Don’t think. Just do
.

She stepped back from the car. The pink sweater that she held still reeked of vomit, but it had dried off by now, and when she held a match to it, the frail, fuzzy thing ignited fast. She tossed it into the backseat and ran away from the clearing and into the woods as fast as she could. She didn’t stop running until she reached the tree. Didn’t turn around until she heard the roar behind her.

Funny about cars. They’re just big hunks of metal filled with toxic chemicals, but we attach such meaning to them, it’s as though they’re members of the family. Sophia sighed. She listened to the crackling of the fire. The heat bit at her eyes, even from here.

She clicked open her purse, checked her cash supply—she still had plenty. She took out her phone, but before she turned it on again, she caught a glimpse of herself in the glass. Definitely in need of a freshening. Sophia pulled out her lipstick, twisted off the cap, and got angry, all over again. The top of the lipstick was bashed in and flecked with brown bark. She dusted it off, dotted her lips with the color, but very lightly. If she wanted to use the lipstick the way it was intended to be used, she’d need a pack of Kleenex and a razor blade.
Maya
. This had been expensive lipstick, too. What was wrong with that girl?

At least the lipstick can be saved
, she thought, watching the car, her beloved car, flames wrapped around it like a cocoon.
Some things can’t be saved, no matter how hard you hope.

Déjà vu
, Brenna thought, once she and Morasco arrived at Faith’s, where they’d all agreed to meet after exchanging information about Castillo. There they were yet again, Jim and Faith sitting at the island, only this time, instead of Plodsky, they were sitting across from a guy with salt and pepper hair; a thick, ruddy neck; and a shiny brown coat that strained against the bulk of him. A manila folder was sprawled open on the table, a stack of pictures inside.

“Hello?” Nick said.

Tight Sportcoat stood up, stuck out a beefy hand. “I’m Ray Sykes. Detective Plodsky’s partner.”

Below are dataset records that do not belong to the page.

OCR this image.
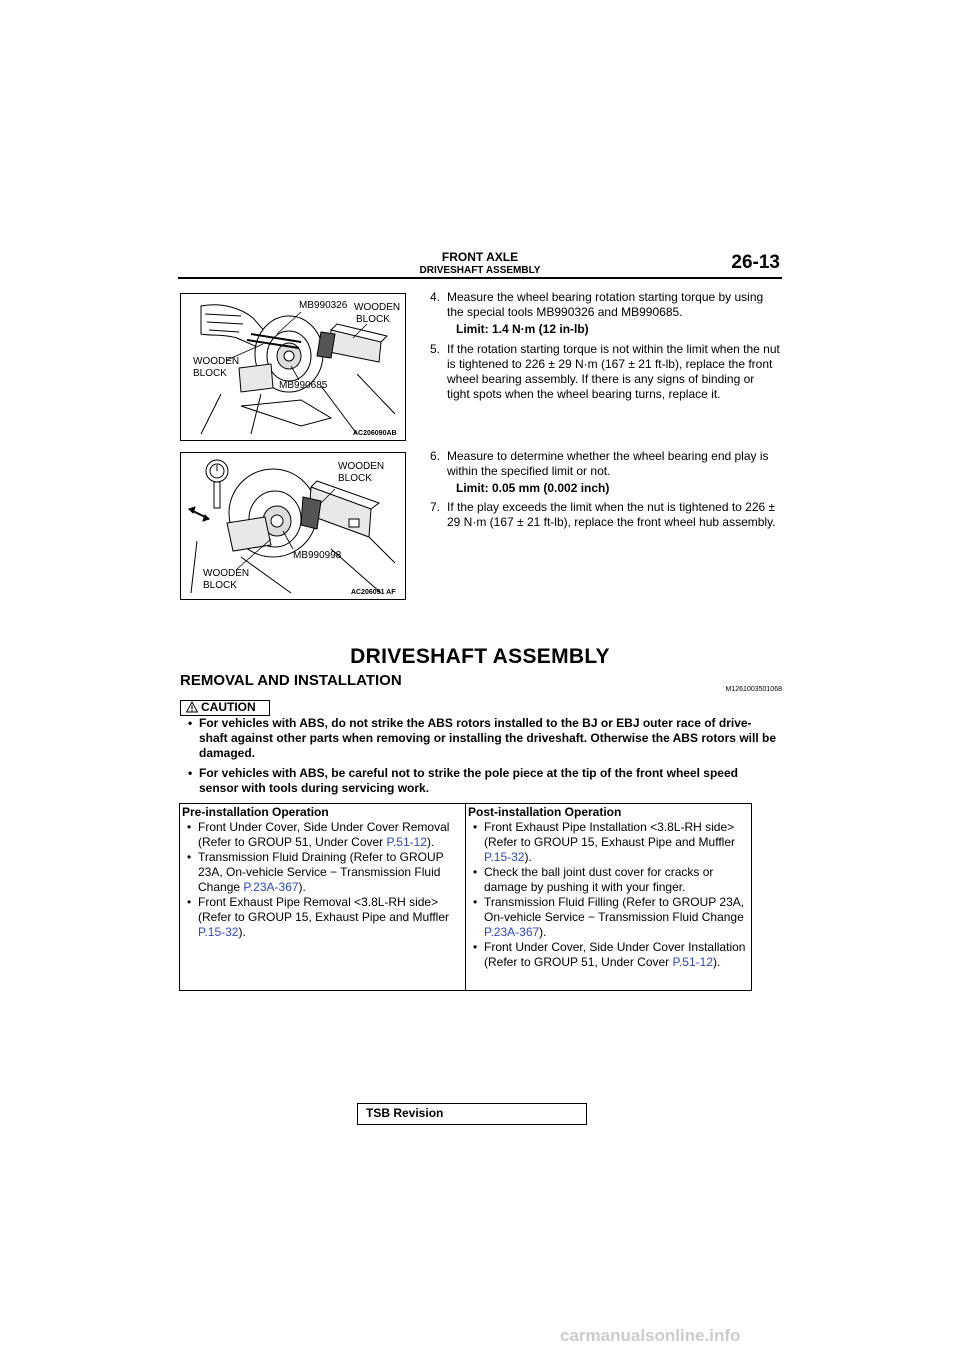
FRONT AXLE
DRIVESHAFT ASSEMBLY	26-13
MB990326 WOODEN
BLOCK
WOODEN
BLOCK
MB990685
AC206090AB
WOODEN
BLOCK
MB990998
WOODEN
BLOCK
AC206091 AF
4. Measure the wheel bearing rotation starting torque by using the special tools MB990326 and MB990685.
Limit: 1.4 N·m (12 in-lb)
5. If the rotation starting torque is not within the limit when the nut is tightened to 226 ± 29 N·m (167 ± 21 ft-lb), replace the front wheel bearing assembly. If there is any signs of binding or tight spots when the wheel bearing turns, replace it.
6. Measure to determine whether the wheel bearing end play is within the specified limit or not.
Limit: 0.05 mm (0.002 inch)
7. If the play exceeds the limit when the nut is tightened to 226 ± 29 N·m (167 ± 21 ft-lb), replace the front wheel hub assembly.
DRIVESHAFT ASSEMBLY
REMOVAL AND INSTALLATION
M1261003501068
CAUTION
• For vehicles with ABS, do not strike the ABS rotors installed to the BJ or EBJ outer race of drive-shaft against other parts when removing or installing the driveshaft. Otherwise the ABS rotors will be damaged.
• For vehicles with ABS, be careful not to strike the pole piece at the tip of the front wheel speed sensor with tools during servicing work.
Pre-installation Operation
• Front Under Cover, Side Under Cover Removal (Refer to GROUP 51, Under Cover P.51-12).
• Transmission Fluid Draining (Refer to GROUP 23A, On-vehicle Service − Transmission Fluid Change P.23A-367).
• Front Exhaust Pipe Removal <3.8L-RH side> (Refer to GROUP 15, Exhaust Pipe and Muffler P.15-32).
Post-installation Operation
• Front Exhaust Pipe Installation <3.8L-RH side> (Refer to GROUP 15, Exhaust Pipe and Muffler P.15-32).
• Check the ball joint dust cover for cracks or damage by pushing it with your finger.
• Transmission Fluid Filling (Refer to GROUP 23A, On-vehicle Service − Transmission Fluid Change P.23A-367).
• Front Under Cover, Side Under Cover Installation (Refer to GROUP 51, Under Cover P.51-12).
TSB Revision
carmanualsonline.info
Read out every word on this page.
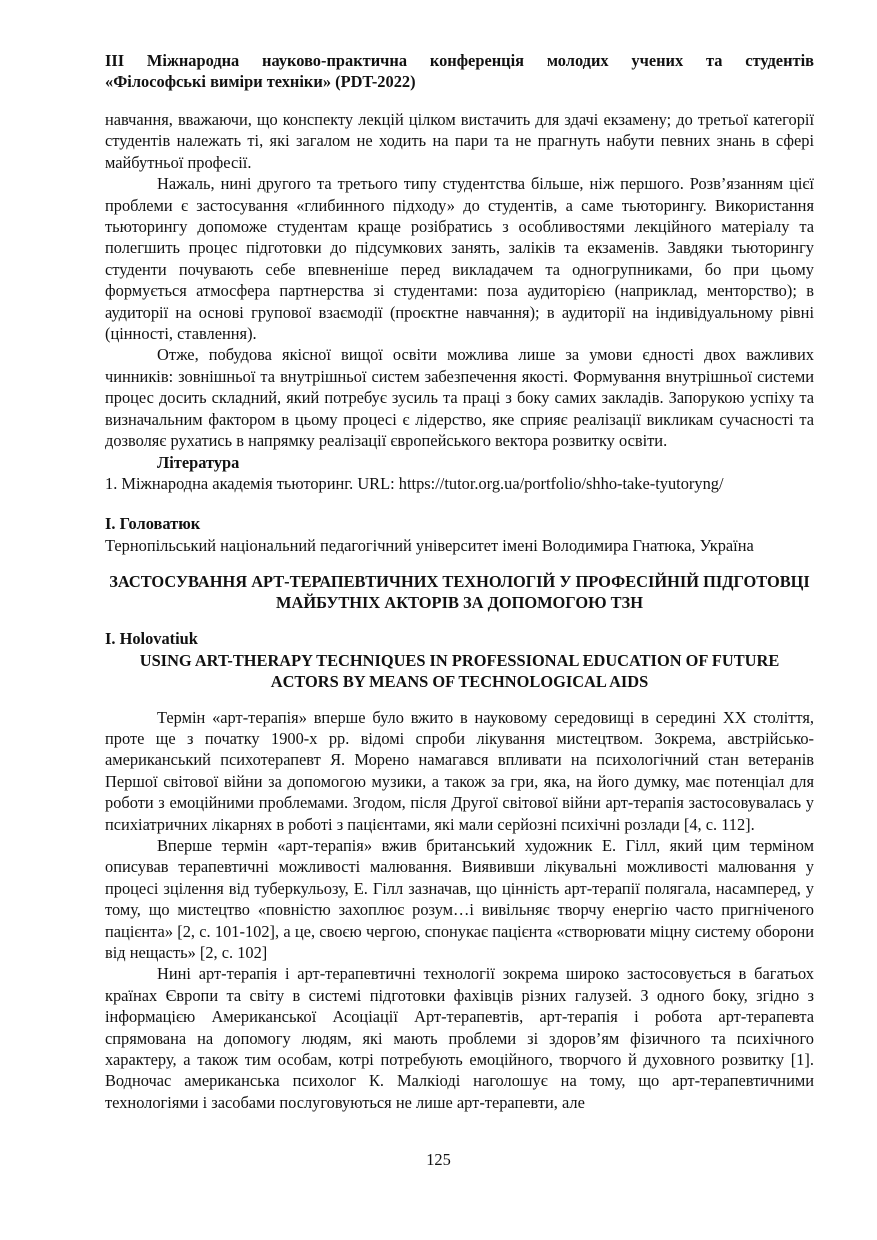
ІІІ Міжнародна науково-практична конференція молодих учених та студентів
«Філософські виміри техніки» (PDT-2022)

навчання, вважаючи, що конспекту лекцій цілком вистачить для здачі екзамену; до третьої категорії студентів належать ті, які загалом не ходить на пари та не прагнуть набути певних знань в сфері майбутньої професії.

Нажаль, нині другого та третього типу студентства більше, ніж першого. Розв’язанням цієї проблеми є застосування «глибинного підходу» до студентів, а саме тьюторингу. Використання тьюторингу допоможе студентам краще розібратись з особливостями лекційного матеріалу та полегшить процес підготовки до підсумкових занять, заліків та екзаменів. Завдяки тьюторингу студенти почувають себе впевненіше перед викладачем та одногрупниками, бо при цьому формується атмосфера партнерства зі студентами: поза аудиторією (наприклад, менторство); в аудиторії на основі групової взаємодії (проєктне навчання); в аудиторії на індивідуальному рівні (цінності, ставлення).

Отже, побудова якісної вищої освіти можлива лише за умови єдності двох важливих чинників: зовнішньої та внутрішньої систем забезпечення якості. Формування внутрішньої системи процес досить складний, який потребує зусиль та праці з боку самих закладів. Запорукою успіху та визначальним фактором в цьому процесі є лідерство, яке сприяє реалізації викликам сучасності та дозволяє рухатись в напрямку реалізації європейського вектора розвитку освіти.

Література
1. Міжнародна академія тьюторинг. URL: https://tutor.org.ua/portfolio/shho-take-tyutoryng/
І. Головатюк
Тернопільський національний педагогічний університет імені Володимира Гнатюка, Україна
ЗАСТОСУВАННЯ АРТ-ТЕРАПЕВТИЧНИХ ТЕХНОЛОГІЙ У ПРОФЕСІЙНІЙ ПІДГОТОВЦІ МАЙБУТНІХ АКТОРІВ ЗА ДОПОМОГОЮ ТЗН
I. Holovatiuk
USING ART-THERAPY TECHNIQUES IN PROFESSIONAL EDUCATION OF FUTURE ACTORS BY MEANS OF TECHNOLOGICAL AIDS

Термін «арт-терапія» вперше було вжито в науковому середовищі в середині ХХ століття, проте ще з початку 1900-х рр. відомі спроби лікування мистецтвом. Зокрема, австрійсько-американський психотерапевт Я. Морено намагався впливати на психологічний стан ветеранів Першої світової війни за допомогою музики, а також за гри, яка, на його думку, має потенціал для роботи з емоційними проблемами. Згодом, після Другої світової війни арт-терапія застосовувалась у психіатричних лікарнях в роботі з пацієнтами, які мали серйозні психічні розлади [4, с. 112].

Вперше термін «арт-терапія» вжив британський художник Е. Гілл, який цим терміном описував терапевтичні можливості малювання. Виявивши лікувальні можливості малювання у процесі зцілення від туберкульозу, Е. Гілл зазначав, що цінність арт-терапії полягала, насамперед, у тому, що мистецтво «повністю захоплює розум…і вивільняє творчу енергію часто пригніченого пацієнта» [2, с. 101-102], а це, своєю чергою, спонукає пацієнта «створювати міцну систему оборони від нещасть» [2, с. 102]

Нині арт-терапія і арт-терапевтичні технології зокрема широко застосовується в багатьох країнах Європи та світу в системі підготовки фахівців різних галузей. З одного боку, згідно з інформацією Американської Асоціації Арт-терапевтів, арт-терапія і робота арт-терапевта спрямована на допомогу людям, які мають проблеми зі здоров’ям фізичного та психічного характеру, а також тим особам, котрі потребують емоційного, творчого й духовного розвитку [1]. Водночас американська психолог К. Малкіоді наголошує на тому, що арт-терапевтичними технологіями і засобами послуговуються не лише арт-терапевти, але

125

Brenna had spoken to him earlier. She recognized his voice from the phone. “Diane’s still not back from the next-of-kin call?” Brenna said.

“Traffic must be bad,” Sykes said. “We’ve gone ahead with the AMBER Alert. And we’re putting out a BOLO on the license plate, with descriptions of both Sophia Castillo and your daughter.” He glanced at Faith. “Thanks to the on-air announcement, we’ve already gotten a lot of calls on the tip line, and once it hits the news cycles, I’m sure we’ll be getting a lot more. The problem is weeding through everything. A lot of nuts call these lines.”

“Anything worthwhile?” Brenna said.

“Not unless you believe in alien abductions.”

Faith said, “Detective Sykes?”

“Yes?”

“It’s been more than thirty-six hours since Maya got into that car on the West Side Highway.”

“That’s correct, ma’am.”

“That’s a very long time.”

Brenna said, “Have you pinged Sophia’s cell phone?”

“Trying.”

Brenna didn’t say anything. She had a terrible feeling, as though she was thrashing around in deep, churning water with nothing to hang on to.

From the open folder on the table, a mug shot stared up at her. She put a hand on it.

“That’s from the 2007 DUI,” Sykes said.

She nodded, drew it to her and stared at Sophia Castillo’s pale, drawn face, the mud-brown hair, the cloudy, sunken eyes that refused to look at the camera. There was something familiar about the face. But more in the expression than the actual features—which were so different from those of the blue-eyed patrician soccer mom Morasco had described seeing at the gas station. How could they find a chameleon like that? And Maya . . . who knew where she was keeping her, what she was doing to her. Who knew what Maya looked like now?